The next day I observed that my GK4 samples grew a lot more than they typically do. This was great news. So I made a subculture for all three bacterias. I wanted to do a plaque assay for CK1 and GK3 and make an enrichment for GK4. So I got my subcultures going and continued with the DNA extraction. Once we got some lysis we took it to a machine called a nanodrop. This measures the concentration. You put two micro liters of water onto the little dot and run it to get a control measure. Then you put two microliters of your sample on and run it. It tells you how many nanograms per microliter you get. The highest I ever got is 18.5 ng/ul and that isn’t very high. The machine is also not very accurate. Once my subcultures were done I made my plaque assays and went home. 

This is the nano-drop

This is one of my nano-drop results.

On Thursday I didn’t have any plaques. So I just made my subcultures for each bacteria, processed my GK4 enrichment and made plaque assay plates for it. And made a GK3 FYK enrichment. My CK1 plate had a potential plaque but likely not. I still tested it though and streaked it onto another plate. 

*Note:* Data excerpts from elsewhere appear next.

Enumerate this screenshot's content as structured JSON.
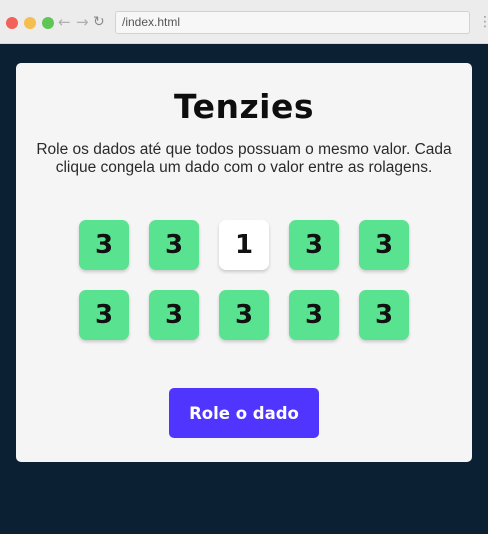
{
  "browser": {
    "url": "/index.html",
    "back_icon": "arrow-left-icon",
    "forward_icon": "arrow-right-icon",
    "reload_icon": "reload-icon",
    "menu_icon": "vertical-dots-icon"
  },
  "game": {
    "title": "Tenzies",
    "instructions": "Role os dados até que todos possuam o mesmo valor. Cada clique congela um dado com o valor entre as rolagens.",
    "dice": [
      {
        "value": "3",
        "held": true
      },
      {
        "value": "3",
        "held": true
      },
      {
        "value": "1",
        "held": false
      },
      {
        "value": "3",
        "held": true
      },
      {
        "value": "3",
        "held": true
      },
      {
        "value": "3",
        "held": true
      },
      {
        "value": "3",
        "held": true
      },
      {
        "value": "3",
        "held": true
      },
      {
        "value": "3",
        "held": true
      },
      {
        "value": "3",
        "held": true
      }
    ],
    "roll_button_label": "Role o dado"
  },
  "colors": {
    "page_background": "#0b2033",
    "card_background": "#f5f5f5",
    "held_die": "#59e391",
    "free_die": "#ffffff",
    "button": "#5035ff"
  }
}
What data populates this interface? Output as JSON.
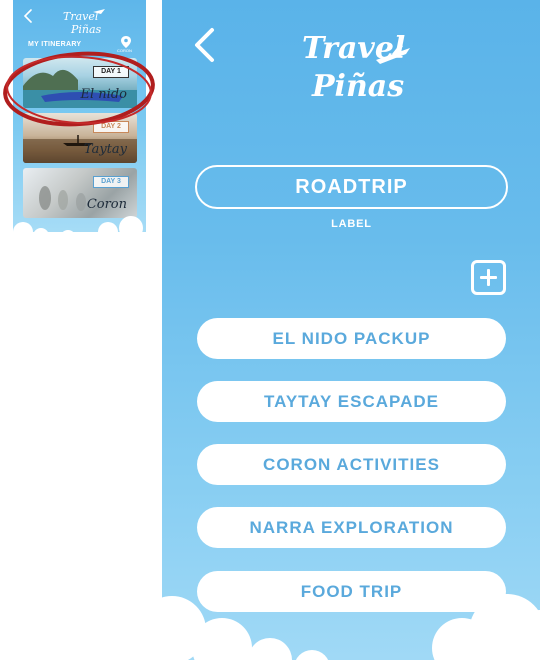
{
  "mini": {
    "section_title": "MY ITINERARY",
    "pin_label": "CORON",
    "cards": [
      {
        "day": "DAY 1",
        "place": "El nido"
      },
      {
        "day": "DAY 2",
        "place": "Taytay"
      },
      {
        "day": "DAY 3",
        "place": "Coron"
      }
    ],
    "highlight_color": "#b01e1e"
  },
  "logo": {
    "line1": "Travel",
    "line2": "Piñas"
  },
  "trip": {
    "name": "ROADTRIP",
    "caption": "LABEL"
  },
  "buttons": [
    "EL NIDO PACKUP",
    "TAYTAY ESCAPADE",
    "CORON ACTIVITIES",
    "NARRA EXPLORATION",
    "FOOD TRIP"
  ],
  "colors": {
    "sky_top": "#5ab3e9",
    "sky_bottom": "#a2daf6",
    "button_text": "#5aa9dc",
    "white": "#ffffff"
  },
  "icons": [
    "back-arrow-icon",
    "location-pin-icon",
    "add-square-icon",
    "plane-icon"
  ]
}
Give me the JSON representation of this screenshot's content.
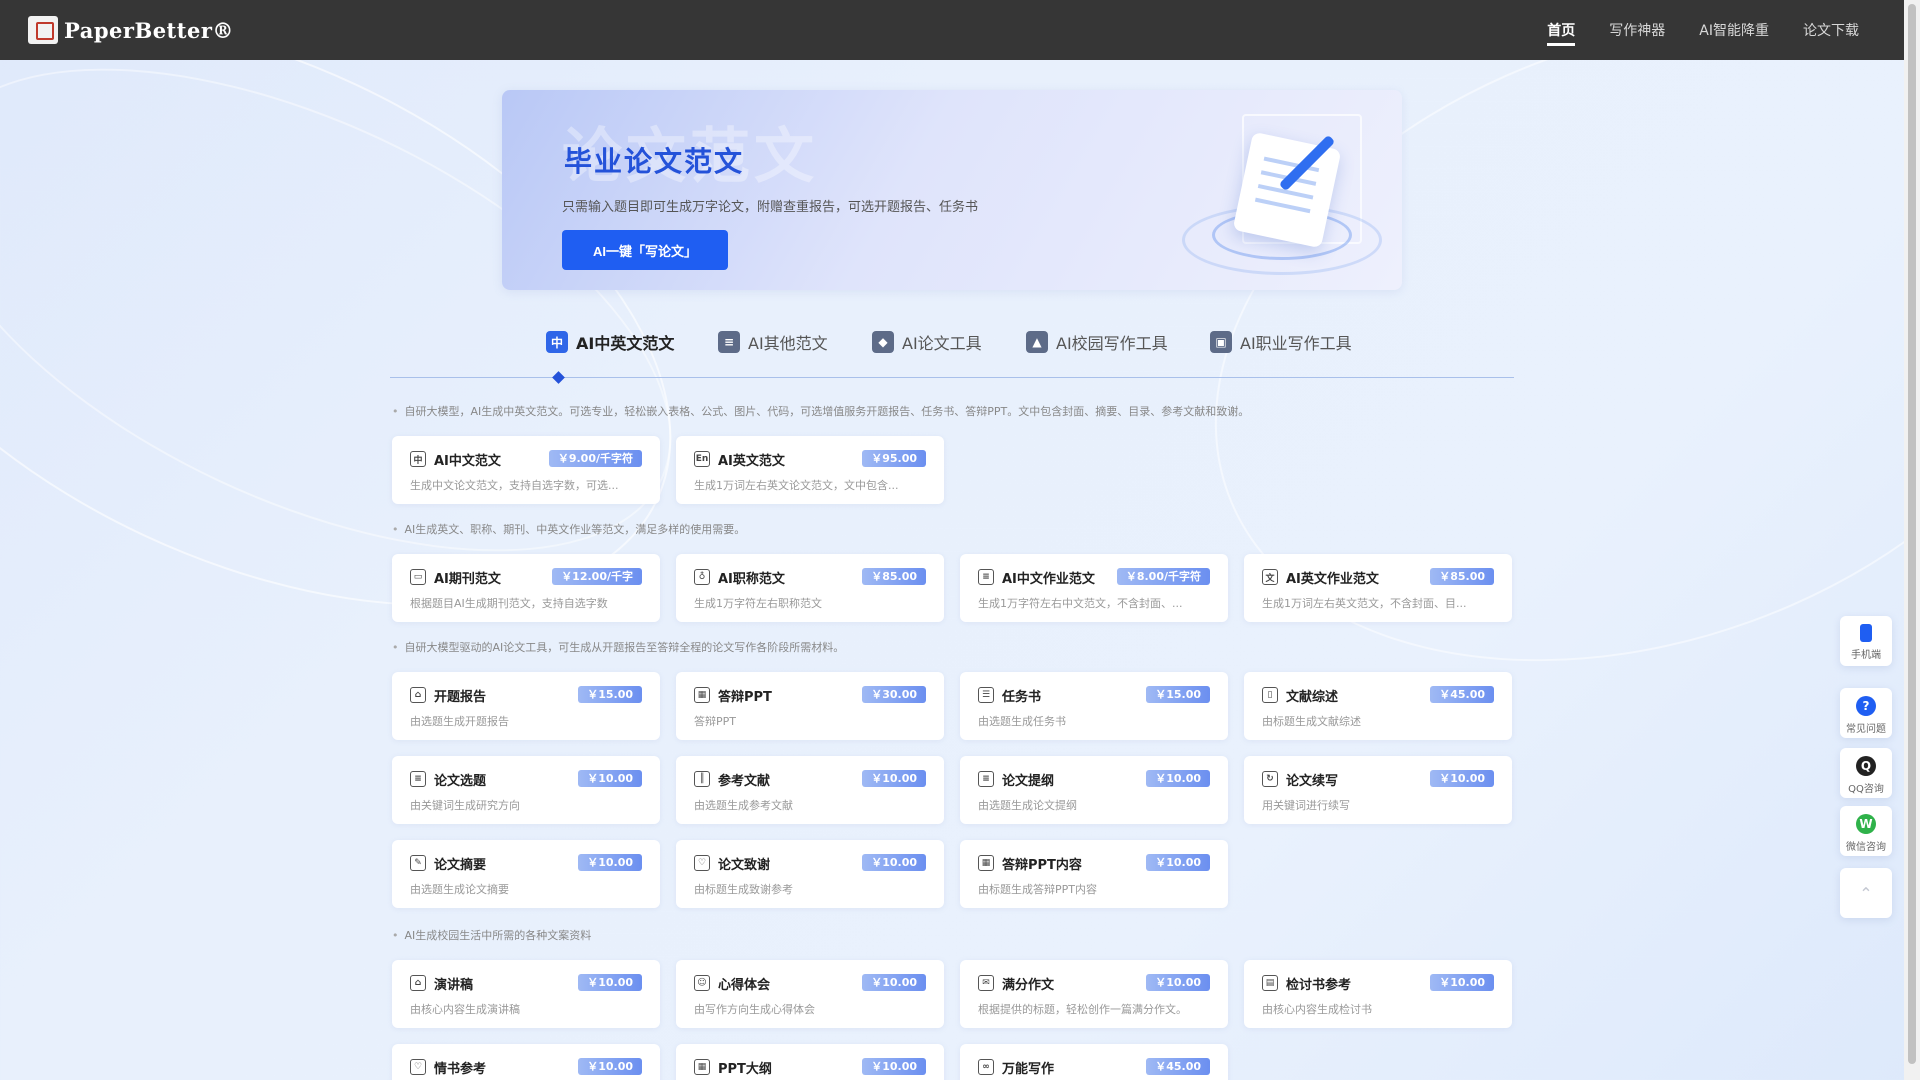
{
  "header": {
    "logo_text": "PaperBetter®",
    "nav": [
      "首页",
      "写作神器",
      "AI智能降重",
      "论文下载"
    ]
  },
  "banner": {
    "bg_text": "论文范文",
    "title": "毕业论文范文",
    "subtitle": "只需输入题目即可生成万字论文，附赠查重报告，可选开题报告、任务书",
    "button": "AI一键「写论文」"
  },
  "tabs": [
    {
      "label": "AI中英文范文",
      "icon": "中"
    },
    {
      "label": "AI其他范文",
      "icon": "≡"
    },
    {
      "label": "AI论文工具",
      "icon": "◆"
    },
    {
      "label": "AI校园写作工具",
      "icon": "▲"
    },
    {
      "label": "AI职业写作工具",
      "icon": "▣"
    }
  ],
  "notes": [
    "自研大模型，AI生成中英文范文。可选专业，轻松嵌入表格、公式、图片、代码，可选增值服务开题报告、任务书、答辩PPT。文中包含封面、摘要、目录、参考文献和致谢。",
    "AI生成英文、职称、期刊、中英文作业等范文，满足多样的使用需要。",
    "自研大模型驱动的AI论文工具，可生成从开题报告至答辩全程的论文写作各阶段所需材料。",
    "AI生成校园生活中所需的各种文案资料"
  ],
  "cards": [
    {
      "title": "AI中文范文",
      "price": "￥9.00/千字符",
      "desc": "生成中文论文范文，支持自选字数，可选...",
      "icon": "中"
    },
    {
      "title": "AI英文范文",
      "price": "￥95.00",
      "desc": "生成1万词左右英文论文范文，文中包含...",
      "icon": "En"
    },
    {
      "title": "AI期刊范文",
      "price": "￥12.00/千字",
      "desc": "根据题目AI生成期刊范文，支持自选字数",
      "icon": "▭"
    },
    {
      "title": "AI职称范文",
      "price": "￥85.00",
      "desc": "生成1万字符左右职称范文",
      "icon": "♁"
    },
    {
      "title": "AI中文作业范文",
      "price": "￥8.00/千字符",
      "desc": "生成1万字符左右中文范文，不含封面、...",
      "icon": "≡"
    },
    {
      "title": "AI英文作业范文",
      "price": "￥85.00",
      "desc": "生成1万词左右英文范文，不含封面、目...",
      "icon": "文"
    },
    {
      "title": "开题报告",
      "price": "￥15.00",
      "desc": "由选题生成开题报告",
      "icon": "⌂"
    },
    {
      "title": "答辩PPT",
      "price": "￥30.00",
      "desc": "答辩PPT",
      "icon": "▦"
    },
    {
      "title": "任务书",
      "price": "￥15.00",
      "desc": "由选题生成任务书",
      "icon": "☰"
    },
    {
      "title": "文献综述",
      "price": "￥45.00",
      "desc": "由标题生成文献综述",
      "icon": "▯"
    },
    {
      "title": "论文选题",
      "price": "￥10.00",
      "desc": "由关键词生成研究方向",
      "icon": "≡"
    },
    {
      "title": "参考文献",
      "price": "￥10.00",
      "desc": "由选题生成参考文献",
      "icon": "║"
    },
    {
      "title": "论文提纲",
      "price": "￥10.00",
      "desc": "由选题生成论文提纲",
      "icon": "≡"
    },
    {
      "title": "论文续写",
      "price": "￥10.00",
      "desc": "用关键词进行续写",
      "icon": "↻"
    },
    {
      "title": "论文摘要",
      "price": "￥10.00",
      "desc": "由选题生成论文摘要",
      "icon": "✎"
    },
    {
      "title": "论文致谢",
      "price": "￥10.00",
      "desc": "由标题生成致谢参考",
      "icon": "♡"
    },
    {
      "title": "答辩PPT内容",
      "price": "￥10.00",
      "desc": "由标题生成答辩PPT内容",
      "icon": "▦"
    },
    {
      "title": "演讲稿",
      "price": "￥10.00",
      "desc": "由核心内容生成演讲稿",
      "icon": "⌂"
    },
    {
      "title": "心得体会",
      "price": "￥10.00",
      "desc": "由写作方向生成心得体会",
      "icon": "☺"
    },
    {
      "title": "满分作文",
      "price": "￥10.00",
      "desc": "根据提供的标题，轻松创作一篇满分作文。",
      "icon": "✉"
    },
    {
      "title": "检讨书参考",
      "price": "￥10.00",
      "desc": "由核心内容生成检讨书",
      "icon": "▤"
    },
    {
      "title": "情书参考",
      "price": "￥10.00",
      "desc": "",
      "icon": "♡"
    },
    {
      "title": "PPT大纲",
      "price": "￥10.00",
      "desc": "",
      "icon": "▦"
    },
    {
      "title": "万能写作",
      "price": "￥45.00",
      "desc": "",
      "icon": "∞"
    }
  ],
  "sidebar": [
    {
      "label": "手机端",
      "icon": "phone-icon"
    },
    {
      "label": "常见问题",
      "icon": "question-icon"
    },
    {
      "label": "QQ咨询",
      "icon": "qq-icon"
    },
    {
      "label": "微信咨询",
      "icon": "wechat-icon"
    },
    {
      "label": "",
      "icon": "back-to-top-icon"
    }
  ],
  "colors": {
    "accent": "#2452d9",
    "button": "#1f5ef2",
    "header_bg": "#363636"
  }
}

The next day revealed that I didn’t have a plaque. I had made a subculture and was streaking my bacteria forward while I waited for Greg to come back to take me to the incubator, when the professor of the lab, Forrest Rohwer, came back from his trip and called a lab meeting. I didn’t know he was coming back so it was a bit of a surprise. He asked Rachel and I to talk about what we were doing. Rohwer wanted me to make a hypothesis even though I can’t test it and I will talk about that to the group again tomorrow. Once the meeting was done I took my subculture to the incubator and made liquid cultures for each of my bacteria. I also made a little bit more plates and sterilized some DI water. 

Thursday and Friday night we went to watch the sunset on the beach for Natalie’s and Mel’s last days. I also went to the beach to swim and read for a bit on Saturday. Later today I am going to see the new Barbie movie. I look forward to one more week!